In April of 2020, after three years of planning and construction, the Cornell Creative Arts Center (CCAC) officially opened its doors on Cornell Street in Kingston—right as the region ground to a halt at the start of the pandemic. The timing could not have been more unlucky. As it turned out though, there was perhaps no organization better prepared to clear the hurdles of the pandemic over the next two years than the CCAC.

The CCAC’s entire mission is to provide inclusive, accessible, multi-disciplinary arts opportunities to all members of the community, regardless of ability. “We take access to the arts seriously,” says CCAC Director Shanna Nigro-Gonzalez. “With all of the barriers that presented with the COVID pandemic, we needed to think outside of the box to engage our community.”

The CCAC got to work rolling out a robust weekly schedule of virtual classes that included everything from adaptive dance to chair-based yoga to visual art workshops for both beginning and advanced artists. It also piloted a program that brought professional artists and supportive staff directly to individuals for in-home art classes, providing those without the ability or means to safely get out of their homes the opportunity to engage in creative expression. The initiative has been so successful that the CCAC expects to make it a permanent offering, and extend the program to more people this fall.

In late 2020 and 2021 as restrictions eased and in-person programming returned in full force, the CCAC was finally able to ramp up its 12,000-square-foot, state-of-the-art facility and began providing the accessible community arts space that Kingston needed.

Now on offer are a wide variety of in-person art, dance, and movement classes, which take place in its dedicated art classroom, ceramics studio, and movement studio. Artists getting serious about their clay craft can purchase monthly ceramics memberships, which includes key card access during business hours and use of the studio, tools, and glazes, and access to kiln services.

This fall, the CCAC also launched art classes at a new satellite location in Ellenville to expand arts access to children in rural communities. The initiative was spearheaded by Nigro-Gonzalez, whose prior community work as a program manager for Population Health and Ellenville’s Rural Health Network was recognized by former State Senator Jen Metzger and the Cornell Cooperative Extension.

As part of an effort to connect the arts to everyday life, the center also developed a program that blends ceramics with the culinary arts. For a previous two-part workshop focused on fermentation, participants created their own fermentation crocks in the ceramics studio, then learned how to ferment vegetables. This month, students will make ramen for their new noodle bowls and later this winter there will be a gingerbread house workshop.

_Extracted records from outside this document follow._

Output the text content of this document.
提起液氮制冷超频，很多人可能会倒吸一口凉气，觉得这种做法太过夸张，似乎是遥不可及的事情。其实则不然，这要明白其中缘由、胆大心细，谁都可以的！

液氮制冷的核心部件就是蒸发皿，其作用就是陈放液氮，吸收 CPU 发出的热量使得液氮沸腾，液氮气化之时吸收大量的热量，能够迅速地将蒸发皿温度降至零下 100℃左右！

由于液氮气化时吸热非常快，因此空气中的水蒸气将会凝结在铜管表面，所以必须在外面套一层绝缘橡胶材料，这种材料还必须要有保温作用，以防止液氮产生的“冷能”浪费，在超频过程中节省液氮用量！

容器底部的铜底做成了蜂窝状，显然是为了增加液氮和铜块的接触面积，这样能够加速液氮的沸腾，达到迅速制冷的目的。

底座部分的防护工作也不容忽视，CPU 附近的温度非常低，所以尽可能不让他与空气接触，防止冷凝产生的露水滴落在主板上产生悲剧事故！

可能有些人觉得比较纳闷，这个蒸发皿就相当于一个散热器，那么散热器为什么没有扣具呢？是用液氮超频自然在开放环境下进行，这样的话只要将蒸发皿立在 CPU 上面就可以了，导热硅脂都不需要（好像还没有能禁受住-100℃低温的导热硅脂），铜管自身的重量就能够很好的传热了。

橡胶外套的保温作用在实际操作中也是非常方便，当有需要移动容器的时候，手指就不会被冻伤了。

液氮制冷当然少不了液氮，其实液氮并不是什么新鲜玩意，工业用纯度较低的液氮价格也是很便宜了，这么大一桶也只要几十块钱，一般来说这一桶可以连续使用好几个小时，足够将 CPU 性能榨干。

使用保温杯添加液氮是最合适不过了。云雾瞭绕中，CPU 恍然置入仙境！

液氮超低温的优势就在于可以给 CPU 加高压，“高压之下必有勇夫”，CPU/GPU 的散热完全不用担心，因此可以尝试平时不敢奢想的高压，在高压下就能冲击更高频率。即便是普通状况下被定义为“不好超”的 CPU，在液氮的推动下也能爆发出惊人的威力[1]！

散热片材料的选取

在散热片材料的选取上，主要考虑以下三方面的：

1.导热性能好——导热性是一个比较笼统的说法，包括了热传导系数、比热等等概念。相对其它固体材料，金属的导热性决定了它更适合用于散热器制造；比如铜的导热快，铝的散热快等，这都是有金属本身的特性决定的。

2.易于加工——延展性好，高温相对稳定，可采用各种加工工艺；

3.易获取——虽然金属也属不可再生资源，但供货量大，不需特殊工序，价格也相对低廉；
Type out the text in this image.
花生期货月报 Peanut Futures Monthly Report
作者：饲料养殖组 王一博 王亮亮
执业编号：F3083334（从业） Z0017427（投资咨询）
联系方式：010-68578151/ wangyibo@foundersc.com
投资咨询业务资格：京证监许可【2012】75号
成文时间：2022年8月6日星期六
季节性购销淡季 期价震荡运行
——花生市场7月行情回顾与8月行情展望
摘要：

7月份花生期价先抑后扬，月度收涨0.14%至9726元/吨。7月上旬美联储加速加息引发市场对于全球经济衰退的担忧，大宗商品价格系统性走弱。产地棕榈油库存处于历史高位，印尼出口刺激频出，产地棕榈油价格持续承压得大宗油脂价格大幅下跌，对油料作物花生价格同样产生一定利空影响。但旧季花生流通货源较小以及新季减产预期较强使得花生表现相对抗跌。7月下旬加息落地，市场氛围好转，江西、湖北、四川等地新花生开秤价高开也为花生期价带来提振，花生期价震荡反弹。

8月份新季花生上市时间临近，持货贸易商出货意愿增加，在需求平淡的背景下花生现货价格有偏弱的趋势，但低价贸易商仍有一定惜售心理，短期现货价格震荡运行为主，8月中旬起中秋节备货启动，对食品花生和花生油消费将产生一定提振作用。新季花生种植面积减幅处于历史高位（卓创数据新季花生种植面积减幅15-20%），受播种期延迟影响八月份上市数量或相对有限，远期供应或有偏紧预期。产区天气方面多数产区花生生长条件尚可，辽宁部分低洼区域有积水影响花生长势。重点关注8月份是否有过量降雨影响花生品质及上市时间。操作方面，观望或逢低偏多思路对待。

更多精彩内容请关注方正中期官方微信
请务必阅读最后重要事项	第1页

For those who prefer to enjoy art rather than making it themselves, the newest exhibition at the CCAC’s art gallery is sure to delight. “Holograms: Dimensions in Light,” is a guest show from New York City’s HoloCenter, an organization dedicated to the holographic arts, which is calling the CCAC its home away from home while it relocates permanently to Kingston. “We’re so excited to show the work of world-renowned holographic artists here in our space,” says Nigro-Gonzalez. The exhibition will be on view through October 31.